Radboud University Nijmegen, Comeniuslaan 4, 6525 HP, Nijmegen, The Netherlands.
Donders Centre for Cognition, Montessorilaan 3, 6525 HR, Nijmegen, The Netherlands.
Sci Rep. 2019 Dec 27;9(1):19873. doi: 10.1038/s41598-019-56482-z.
Quantification and parametrisation of movement are widely used in animal behavioural paradigms. In particular, free movement in controlled conditions (e.g., open field paradigm) is used as a "proxy for indices of baseline and drug-induced behavioural changes. However, the analysis of this is often time- and labour-intensive and existing algorithms do not always classify the behaviour correctly. Here, we propose a new approach to quantify behaviour in an unconstrained environment: searching for frequent patterns (k-motifs) in the time series representing the position of the subject over time. Validation of this method was performed using subchronic quinpirole-induced changes in open field experiment behaviours in rodents.

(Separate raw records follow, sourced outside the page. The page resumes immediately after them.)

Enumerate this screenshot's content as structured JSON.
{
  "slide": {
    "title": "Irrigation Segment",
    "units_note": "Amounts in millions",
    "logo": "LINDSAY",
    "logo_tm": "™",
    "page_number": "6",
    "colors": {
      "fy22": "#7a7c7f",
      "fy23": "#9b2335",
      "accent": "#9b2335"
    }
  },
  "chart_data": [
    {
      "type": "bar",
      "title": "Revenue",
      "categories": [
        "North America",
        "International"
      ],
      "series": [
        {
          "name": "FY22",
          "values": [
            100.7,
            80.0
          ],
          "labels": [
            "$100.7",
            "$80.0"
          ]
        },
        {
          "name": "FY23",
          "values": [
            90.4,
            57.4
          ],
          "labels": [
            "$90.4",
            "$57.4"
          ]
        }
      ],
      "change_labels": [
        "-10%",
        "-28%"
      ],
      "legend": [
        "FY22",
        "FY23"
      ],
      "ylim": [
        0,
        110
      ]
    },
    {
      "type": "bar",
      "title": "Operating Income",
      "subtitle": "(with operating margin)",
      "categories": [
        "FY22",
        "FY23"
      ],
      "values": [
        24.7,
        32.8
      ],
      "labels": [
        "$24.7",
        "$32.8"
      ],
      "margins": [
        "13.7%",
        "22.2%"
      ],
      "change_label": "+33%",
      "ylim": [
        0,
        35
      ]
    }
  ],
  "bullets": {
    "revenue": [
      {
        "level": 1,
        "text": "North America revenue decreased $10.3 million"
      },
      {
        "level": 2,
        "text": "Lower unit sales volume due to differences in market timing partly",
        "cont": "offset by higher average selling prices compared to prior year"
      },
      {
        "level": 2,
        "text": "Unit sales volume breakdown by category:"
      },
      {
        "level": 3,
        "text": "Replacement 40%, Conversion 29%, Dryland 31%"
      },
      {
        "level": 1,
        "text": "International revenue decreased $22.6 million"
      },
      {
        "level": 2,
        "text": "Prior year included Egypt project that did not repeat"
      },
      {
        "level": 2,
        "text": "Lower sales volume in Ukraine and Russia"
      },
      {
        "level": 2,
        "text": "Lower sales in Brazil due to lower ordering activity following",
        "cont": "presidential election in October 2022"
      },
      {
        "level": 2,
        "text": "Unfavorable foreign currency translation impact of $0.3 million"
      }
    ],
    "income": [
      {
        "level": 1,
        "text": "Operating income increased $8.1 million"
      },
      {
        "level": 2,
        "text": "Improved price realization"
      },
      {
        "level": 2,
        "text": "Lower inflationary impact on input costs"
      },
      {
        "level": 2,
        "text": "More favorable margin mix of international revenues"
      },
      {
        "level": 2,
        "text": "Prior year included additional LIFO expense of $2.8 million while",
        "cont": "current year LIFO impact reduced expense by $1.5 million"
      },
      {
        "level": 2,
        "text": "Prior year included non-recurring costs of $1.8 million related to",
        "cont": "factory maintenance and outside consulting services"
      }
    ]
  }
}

Analysis of this data was performed using k-motifs as features to better classify subjects into experimental groups on the basis of behaviour in the open field. Our classifier using k-motifs gives as high as 94% accuracy in classifying repetitive behaviour versus controls which is a substantial improvement compared to currently available methods including using standard feature definitions (depending on the choice of feature set and classification strategy, accuracy up to 88%). Furthermore, visualisation of the movement/time patterns is highly predictive of these behaviours. By using machine learning, this can be applied to behavioural analysis across experimental paradigms.
运动的量化和参数化在动物行为范式中被广泛应用。特别是在受控条件下的自由运动(例如,旷场实验范式)被用作“替代基线和药物诱导行为变化的指标。然而,这种分析通常既耗时又费力,而且现有的算法并不总是能正确分类行为。在这里,我们提出了一种在非约束环境下量化行为的新方法:在随时间变化的主体位置的时间序列中搜索频繁模式(k-基序)。该方法的验证是使用慢性喹吡罗诱导的啮齿动物旷场实验行为的变化来进行的。使用 k-基序作为特征来分析这些数据,以便更好地根据旷场中的行为将实验动物分为不同的实验组。我们的 k-基序分类器在将重复行为与对照组进行分类方面的准确率高达 94%,这与目前可用的方法(包括使用标准特征定义)相比有了实质性的提高(具体取决于特征集的选择和分类策略,准确率高达 88%)。此外,运动/时间模式的可视化对这些行为具有高度的预测性。通过使用机器学习,可以将其应用于跨实验范式的行为分析。